I recently read a paper that presented a proof calculus where the verification of whether a given proof is valid was NL-complete. The authors apparently decided that the checking procedure was not local enough, and defined a modified notion of proof where (practically speaking) the execution trace of the dynamic programming algorithm doing the NL-complete checking in polytime was part of the proof. That modified notion of proof could now obviously be verified by very local checks.

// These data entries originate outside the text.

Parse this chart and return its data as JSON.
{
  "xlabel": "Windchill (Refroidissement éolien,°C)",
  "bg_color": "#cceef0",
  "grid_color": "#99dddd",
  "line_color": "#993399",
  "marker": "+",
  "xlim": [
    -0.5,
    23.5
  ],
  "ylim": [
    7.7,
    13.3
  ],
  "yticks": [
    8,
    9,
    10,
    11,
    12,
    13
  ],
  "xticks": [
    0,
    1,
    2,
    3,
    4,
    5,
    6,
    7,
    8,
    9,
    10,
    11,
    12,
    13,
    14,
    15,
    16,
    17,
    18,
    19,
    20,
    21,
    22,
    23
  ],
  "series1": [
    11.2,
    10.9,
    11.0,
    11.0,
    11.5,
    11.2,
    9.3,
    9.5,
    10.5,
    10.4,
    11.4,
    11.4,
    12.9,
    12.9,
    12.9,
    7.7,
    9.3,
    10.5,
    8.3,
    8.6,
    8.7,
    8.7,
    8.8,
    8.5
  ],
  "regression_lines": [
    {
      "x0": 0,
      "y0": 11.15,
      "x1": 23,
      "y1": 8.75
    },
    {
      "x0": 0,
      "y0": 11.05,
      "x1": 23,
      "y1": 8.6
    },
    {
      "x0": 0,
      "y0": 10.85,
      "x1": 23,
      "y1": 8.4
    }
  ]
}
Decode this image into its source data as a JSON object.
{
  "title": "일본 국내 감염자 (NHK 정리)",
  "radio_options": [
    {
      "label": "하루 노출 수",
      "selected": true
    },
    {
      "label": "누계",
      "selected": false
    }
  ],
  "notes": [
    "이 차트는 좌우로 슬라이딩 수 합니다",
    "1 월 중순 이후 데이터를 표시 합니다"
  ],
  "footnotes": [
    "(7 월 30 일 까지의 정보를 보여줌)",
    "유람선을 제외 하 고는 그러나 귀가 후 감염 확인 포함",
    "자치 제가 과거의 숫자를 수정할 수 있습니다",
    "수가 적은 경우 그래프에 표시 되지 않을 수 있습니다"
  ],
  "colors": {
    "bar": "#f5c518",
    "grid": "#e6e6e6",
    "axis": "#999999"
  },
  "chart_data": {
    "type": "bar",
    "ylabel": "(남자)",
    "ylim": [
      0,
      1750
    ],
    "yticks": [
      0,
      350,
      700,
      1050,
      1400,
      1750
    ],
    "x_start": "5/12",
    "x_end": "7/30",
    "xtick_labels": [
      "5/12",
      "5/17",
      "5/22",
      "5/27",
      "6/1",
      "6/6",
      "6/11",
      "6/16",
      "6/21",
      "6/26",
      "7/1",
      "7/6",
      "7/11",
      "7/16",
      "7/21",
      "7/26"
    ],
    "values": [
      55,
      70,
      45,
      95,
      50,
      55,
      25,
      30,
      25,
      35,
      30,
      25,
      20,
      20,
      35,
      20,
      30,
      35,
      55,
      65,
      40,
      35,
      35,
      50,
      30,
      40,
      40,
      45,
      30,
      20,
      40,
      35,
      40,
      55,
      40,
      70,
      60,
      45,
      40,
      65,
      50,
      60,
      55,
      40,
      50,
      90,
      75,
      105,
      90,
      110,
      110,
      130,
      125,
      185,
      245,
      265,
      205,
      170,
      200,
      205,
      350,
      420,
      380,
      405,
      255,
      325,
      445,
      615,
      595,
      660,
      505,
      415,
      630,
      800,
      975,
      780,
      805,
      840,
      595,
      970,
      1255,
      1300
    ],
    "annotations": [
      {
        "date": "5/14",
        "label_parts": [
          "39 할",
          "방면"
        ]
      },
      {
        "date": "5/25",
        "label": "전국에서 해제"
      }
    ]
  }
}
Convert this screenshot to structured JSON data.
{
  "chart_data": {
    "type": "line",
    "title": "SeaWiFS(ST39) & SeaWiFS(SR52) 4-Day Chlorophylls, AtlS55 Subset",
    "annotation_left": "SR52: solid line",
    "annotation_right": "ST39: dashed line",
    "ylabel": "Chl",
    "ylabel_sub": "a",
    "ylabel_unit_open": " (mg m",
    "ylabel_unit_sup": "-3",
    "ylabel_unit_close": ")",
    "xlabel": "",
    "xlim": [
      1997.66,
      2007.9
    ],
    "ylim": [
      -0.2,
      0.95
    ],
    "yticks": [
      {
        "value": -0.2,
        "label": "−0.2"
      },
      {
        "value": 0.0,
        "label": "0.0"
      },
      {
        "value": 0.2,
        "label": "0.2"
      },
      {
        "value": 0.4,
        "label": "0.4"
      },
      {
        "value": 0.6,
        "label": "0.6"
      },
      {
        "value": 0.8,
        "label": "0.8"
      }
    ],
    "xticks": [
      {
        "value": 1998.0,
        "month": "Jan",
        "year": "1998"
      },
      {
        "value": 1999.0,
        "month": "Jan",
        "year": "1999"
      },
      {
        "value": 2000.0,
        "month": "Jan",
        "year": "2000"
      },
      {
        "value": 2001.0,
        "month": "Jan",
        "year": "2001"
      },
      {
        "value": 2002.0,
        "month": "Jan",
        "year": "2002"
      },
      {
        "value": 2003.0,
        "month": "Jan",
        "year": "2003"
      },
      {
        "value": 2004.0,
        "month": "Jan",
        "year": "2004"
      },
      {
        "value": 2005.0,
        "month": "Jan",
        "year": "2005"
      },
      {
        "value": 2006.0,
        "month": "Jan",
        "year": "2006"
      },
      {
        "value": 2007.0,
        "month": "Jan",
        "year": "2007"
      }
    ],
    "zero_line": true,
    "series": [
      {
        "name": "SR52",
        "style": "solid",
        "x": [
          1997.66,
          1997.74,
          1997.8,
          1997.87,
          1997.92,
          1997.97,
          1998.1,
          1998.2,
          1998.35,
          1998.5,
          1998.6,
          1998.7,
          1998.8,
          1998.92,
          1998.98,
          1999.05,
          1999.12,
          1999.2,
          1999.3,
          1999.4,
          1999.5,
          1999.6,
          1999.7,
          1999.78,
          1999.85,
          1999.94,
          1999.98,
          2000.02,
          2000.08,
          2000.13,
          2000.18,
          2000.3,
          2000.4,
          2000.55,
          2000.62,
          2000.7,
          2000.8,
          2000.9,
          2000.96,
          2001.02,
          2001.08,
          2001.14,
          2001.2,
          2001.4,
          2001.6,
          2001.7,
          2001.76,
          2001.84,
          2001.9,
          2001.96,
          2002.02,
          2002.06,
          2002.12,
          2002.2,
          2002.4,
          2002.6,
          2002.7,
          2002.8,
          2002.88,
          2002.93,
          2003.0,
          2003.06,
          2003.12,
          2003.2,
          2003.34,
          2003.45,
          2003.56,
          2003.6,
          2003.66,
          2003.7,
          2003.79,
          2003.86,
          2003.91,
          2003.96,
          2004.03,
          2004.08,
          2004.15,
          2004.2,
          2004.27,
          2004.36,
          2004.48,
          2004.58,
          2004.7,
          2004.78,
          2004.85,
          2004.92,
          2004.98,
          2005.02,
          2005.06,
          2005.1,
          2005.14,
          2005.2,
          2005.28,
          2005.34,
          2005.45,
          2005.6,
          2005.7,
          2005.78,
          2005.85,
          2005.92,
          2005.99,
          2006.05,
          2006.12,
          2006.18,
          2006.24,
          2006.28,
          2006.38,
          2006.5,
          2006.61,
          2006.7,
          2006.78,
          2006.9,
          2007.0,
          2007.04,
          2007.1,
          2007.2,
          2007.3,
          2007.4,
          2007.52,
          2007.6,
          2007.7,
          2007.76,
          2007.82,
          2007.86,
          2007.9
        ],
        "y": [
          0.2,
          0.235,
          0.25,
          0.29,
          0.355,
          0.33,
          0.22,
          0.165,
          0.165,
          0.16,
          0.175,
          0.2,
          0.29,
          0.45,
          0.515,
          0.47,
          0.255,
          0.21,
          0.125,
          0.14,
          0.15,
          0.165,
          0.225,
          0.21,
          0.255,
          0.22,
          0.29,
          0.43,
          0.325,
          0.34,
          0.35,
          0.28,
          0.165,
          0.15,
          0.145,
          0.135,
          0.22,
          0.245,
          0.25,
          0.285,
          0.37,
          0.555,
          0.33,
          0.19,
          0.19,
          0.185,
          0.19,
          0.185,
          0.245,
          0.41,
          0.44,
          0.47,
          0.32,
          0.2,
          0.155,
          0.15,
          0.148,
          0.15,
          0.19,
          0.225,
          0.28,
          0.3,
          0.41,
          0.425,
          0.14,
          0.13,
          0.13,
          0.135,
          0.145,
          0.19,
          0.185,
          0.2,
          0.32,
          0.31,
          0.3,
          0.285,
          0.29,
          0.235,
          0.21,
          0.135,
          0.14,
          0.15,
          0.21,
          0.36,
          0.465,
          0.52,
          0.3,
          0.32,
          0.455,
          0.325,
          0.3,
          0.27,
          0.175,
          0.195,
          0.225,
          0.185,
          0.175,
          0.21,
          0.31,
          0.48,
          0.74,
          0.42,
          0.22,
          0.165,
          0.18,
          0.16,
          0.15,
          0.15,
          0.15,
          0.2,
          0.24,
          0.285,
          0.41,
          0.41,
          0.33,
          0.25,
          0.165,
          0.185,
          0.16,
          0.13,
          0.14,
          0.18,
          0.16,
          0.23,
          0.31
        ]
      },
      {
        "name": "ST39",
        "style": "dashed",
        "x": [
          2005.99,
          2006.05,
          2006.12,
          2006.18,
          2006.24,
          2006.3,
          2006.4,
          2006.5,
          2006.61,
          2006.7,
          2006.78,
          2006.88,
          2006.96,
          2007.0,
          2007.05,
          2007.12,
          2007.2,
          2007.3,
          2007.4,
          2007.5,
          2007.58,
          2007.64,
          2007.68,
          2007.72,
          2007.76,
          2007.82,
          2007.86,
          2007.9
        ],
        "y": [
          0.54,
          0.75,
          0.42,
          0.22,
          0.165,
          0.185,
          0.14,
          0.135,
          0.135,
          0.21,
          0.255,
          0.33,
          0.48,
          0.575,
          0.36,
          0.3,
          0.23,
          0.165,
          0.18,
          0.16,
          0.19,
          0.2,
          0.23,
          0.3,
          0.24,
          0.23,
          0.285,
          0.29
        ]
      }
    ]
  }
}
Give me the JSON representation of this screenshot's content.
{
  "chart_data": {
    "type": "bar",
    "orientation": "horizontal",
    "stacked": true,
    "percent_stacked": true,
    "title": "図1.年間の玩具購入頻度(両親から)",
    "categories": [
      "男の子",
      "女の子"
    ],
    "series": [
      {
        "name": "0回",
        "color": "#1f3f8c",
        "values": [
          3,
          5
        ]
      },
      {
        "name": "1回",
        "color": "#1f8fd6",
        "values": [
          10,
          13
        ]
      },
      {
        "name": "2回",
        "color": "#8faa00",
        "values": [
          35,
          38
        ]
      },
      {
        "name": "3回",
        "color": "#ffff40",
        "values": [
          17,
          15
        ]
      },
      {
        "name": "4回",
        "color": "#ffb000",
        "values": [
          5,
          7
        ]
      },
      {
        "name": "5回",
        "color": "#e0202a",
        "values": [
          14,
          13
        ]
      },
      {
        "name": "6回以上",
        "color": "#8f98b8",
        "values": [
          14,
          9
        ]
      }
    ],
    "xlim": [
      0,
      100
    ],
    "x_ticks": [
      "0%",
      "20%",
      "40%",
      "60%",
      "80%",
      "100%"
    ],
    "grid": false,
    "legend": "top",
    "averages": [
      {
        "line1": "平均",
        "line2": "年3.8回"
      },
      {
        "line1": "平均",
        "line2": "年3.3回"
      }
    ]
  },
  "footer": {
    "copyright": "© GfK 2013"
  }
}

I was both negatively shocked and positively surprised by this:
- The negative shock was that this gratuitous size increase of the witness string of an NP problem during a reduction doesn't seem to be penalised or even noticed for the common notions of reduction. I wondered whether there is any way to fix this, but I guess this is a difficult question. But if you know how to fix this, please let me know.
- The positive surprise was that their trick seems to be applicable to arbitrary problems from NP to make the verification of the witness string locally checkable. The idea is to just declare the execution trace of the PTime verification algorithm to be a part of the witness string.
Is the observation correct that the extended witness string still satisfies the polynomial size bounds as required by the definition of NP? What is the correct notion to capture what is meant by "can be verified by very local checks"? I initially proposed ALogTime, but the comments by Kaveh and Emil Jeřábek indicate that DLogTime-uniform AC0 would be more appropriate (and that coNLogTime is already sufficient).
Note that
coNLogTime $\subset$ DLogTime-uniform AC0 $\subset$ ALogTime and
ALogTime = DLogTime-uniform NC1 = $U_{E^*}$-uniform NC1 $\subset$ L-uniform NC1.
and that the abstract of The Boolean formula value problem is in ALOGTIME by Sam Buss says
These results are optimal since the Boolean formula value problem is complete for alternating log time under deterministic log time reductions.